Nothing is lonelier than being separated.
“We are lucky,” we answer back. But we are not. We are worried. “Cut yourself in half,” we tell people. “See how that feels and you will stop wanting a twin.”
People ask questions. “Do you know what the other is thinking? Do you have ESP? Do you dream the same dreams when you sleep?” I answer yes. I say, “I think what she thinks.” It’s easier than telling the truth. Now we are conflicting languages, snake-spit Babel. Sister explains me with her camera. I tell on her with my words, and I also tell on myself.

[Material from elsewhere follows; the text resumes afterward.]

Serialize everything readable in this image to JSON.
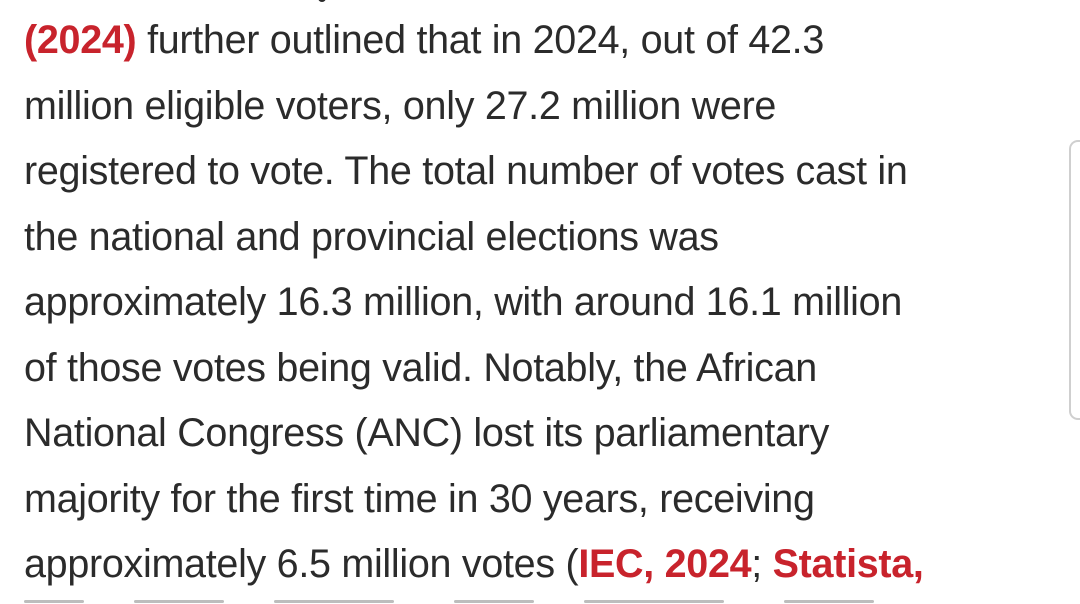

Certainly we’d talked about what we’d do if one of us died before the other. The answer was always suicide and our plans were the plots of girls who never suspected they’d really lose the other. We’d schemed since grade school about how we’d seal our pact: in the case of illness we’d hold a bedside vigil and ingest a dose of cyanide. In the case of an accident, the injured twin was not allowed to die until she stumbled to a pay phone and called the other. The unharmed twin would take her life by whatever means she possessed: Drano, phone cord, knife, swan dive from a cliff.
Instead, after my sister died, I spent years in the shroud of her white tattered scarf from Nepal; I wore her wedding rings and her favorite dresses. I slept in them until they tore. So be it. I love her, like I love no one else. I am in love with Cara. If I couldn’t die with her, I could write my sister back to life.